God created not only the visible, tangible universe but also created law. The eternal law which is the rational plan of God for the universe is the first created law. As one medieval commentator expressed it, “God is himself law and therefore law is dear to Him.”[2] God did not create an unruly cosmos but one permeated with this eternal law which directs all of creation to its appointed end.

The summit of visible creation is Man. He is graced with a nature that reflects the Divine Nature itself. Man is thus called to participate in the eternal law and thus participate in God’s governance of creation. Not only does God entrust Man with the task of naming visible creatures, he is called to participate in the formation and promulgation of the laws by which Man himself will be ruled and guided to his due end. Just as a name brings greater specificity to an entity, so too Man’s participation in law will involve the task of particularizing the precepts of the eternal law.

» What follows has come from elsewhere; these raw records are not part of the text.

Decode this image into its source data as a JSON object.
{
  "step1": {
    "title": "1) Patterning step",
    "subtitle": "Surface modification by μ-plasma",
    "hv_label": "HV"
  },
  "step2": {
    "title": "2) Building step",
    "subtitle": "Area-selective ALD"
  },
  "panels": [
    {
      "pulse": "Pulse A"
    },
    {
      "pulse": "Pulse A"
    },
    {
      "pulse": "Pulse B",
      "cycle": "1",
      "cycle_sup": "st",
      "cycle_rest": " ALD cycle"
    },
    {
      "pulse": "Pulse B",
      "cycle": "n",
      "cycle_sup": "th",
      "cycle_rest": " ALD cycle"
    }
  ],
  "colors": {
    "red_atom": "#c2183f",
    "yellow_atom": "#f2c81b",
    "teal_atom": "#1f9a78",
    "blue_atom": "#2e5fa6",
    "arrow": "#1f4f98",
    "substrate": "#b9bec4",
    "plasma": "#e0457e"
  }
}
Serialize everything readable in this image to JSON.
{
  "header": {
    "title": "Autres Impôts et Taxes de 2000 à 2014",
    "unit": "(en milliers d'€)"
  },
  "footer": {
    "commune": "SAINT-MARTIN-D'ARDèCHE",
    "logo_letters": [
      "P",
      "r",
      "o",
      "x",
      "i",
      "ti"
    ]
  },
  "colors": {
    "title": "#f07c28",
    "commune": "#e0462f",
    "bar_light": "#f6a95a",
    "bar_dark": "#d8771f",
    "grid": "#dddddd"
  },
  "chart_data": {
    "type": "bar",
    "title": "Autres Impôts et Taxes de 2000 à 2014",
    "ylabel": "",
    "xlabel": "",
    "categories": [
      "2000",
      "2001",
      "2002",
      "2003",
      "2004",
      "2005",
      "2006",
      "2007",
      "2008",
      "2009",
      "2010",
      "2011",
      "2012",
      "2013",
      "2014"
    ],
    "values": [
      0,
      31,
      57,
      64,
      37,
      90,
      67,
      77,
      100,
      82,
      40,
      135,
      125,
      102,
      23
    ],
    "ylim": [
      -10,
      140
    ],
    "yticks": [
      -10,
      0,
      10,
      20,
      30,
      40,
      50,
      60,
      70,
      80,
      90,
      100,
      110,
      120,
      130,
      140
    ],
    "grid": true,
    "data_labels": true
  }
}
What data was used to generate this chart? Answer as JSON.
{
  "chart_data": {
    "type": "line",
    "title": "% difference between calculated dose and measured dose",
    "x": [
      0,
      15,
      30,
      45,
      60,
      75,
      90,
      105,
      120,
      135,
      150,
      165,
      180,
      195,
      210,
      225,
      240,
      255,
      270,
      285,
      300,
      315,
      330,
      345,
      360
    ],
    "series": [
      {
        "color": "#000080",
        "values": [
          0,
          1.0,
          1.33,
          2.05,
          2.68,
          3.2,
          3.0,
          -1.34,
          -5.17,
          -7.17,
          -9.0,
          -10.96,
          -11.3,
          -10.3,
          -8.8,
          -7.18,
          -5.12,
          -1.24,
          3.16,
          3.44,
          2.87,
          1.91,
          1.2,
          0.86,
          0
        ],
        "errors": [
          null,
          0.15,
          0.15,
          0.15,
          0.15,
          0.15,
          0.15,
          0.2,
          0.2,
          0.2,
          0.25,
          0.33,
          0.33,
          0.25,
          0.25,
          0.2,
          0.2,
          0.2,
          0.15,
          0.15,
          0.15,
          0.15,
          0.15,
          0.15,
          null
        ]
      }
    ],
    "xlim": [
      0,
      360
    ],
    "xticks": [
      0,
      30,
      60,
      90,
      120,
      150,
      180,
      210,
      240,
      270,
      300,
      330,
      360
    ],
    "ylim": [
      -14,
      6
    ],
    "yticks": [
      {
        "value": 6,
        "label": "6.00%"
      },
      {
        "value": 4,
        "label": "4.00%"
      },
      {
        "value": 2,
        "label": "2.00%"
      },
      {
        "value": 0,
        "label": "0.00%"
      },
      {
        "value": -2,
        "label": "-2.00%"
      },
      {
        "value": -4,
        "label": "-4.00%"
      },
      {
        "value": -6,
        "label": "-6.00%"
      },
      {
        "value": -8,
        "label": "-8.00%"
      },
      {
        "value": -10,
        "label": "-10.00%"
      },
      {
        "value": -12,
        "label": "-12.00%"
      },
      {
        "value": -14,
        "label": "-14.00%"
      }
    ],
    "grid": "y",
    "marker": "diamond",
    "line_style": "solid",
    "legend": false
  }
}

Through his intellect, the point of contact with the eternal law, Man has the ability to come to know the most general legal principles, the precepts of Natural Law. These precepts command and forbid actions which conform to and obstruct, respectively, the attainment of Man’s natural and supernatural ends. Yet, these precepts are framed in general and universal terms. As a result of the Fall, Man’s participation in this process is afflicted by the wounds of sin and thus God promulgated an additional law, the divine law, to aid Man in his acquisition of knowledge of the primary precepts of law.

The Decalogue is the prime example of the divine law which did not alter the moral status of the operations specified in its ten precepts but which merely provided revealed knowledge of these precepts. Thus revelation and reason together provide Man with a means of knowing the fundamental precepts of the law which rules the universe.

Yet, the precepts of natural and divine law remain general in their formulation. They require further specification to be useful in guiding particular human action. It is to this task that Man has received a Divine call to participate. Ecclesiastical and secular authorities are commissioned by God to determine more particular principles and precepts of the divine and natural law to guide with greater specificity human action.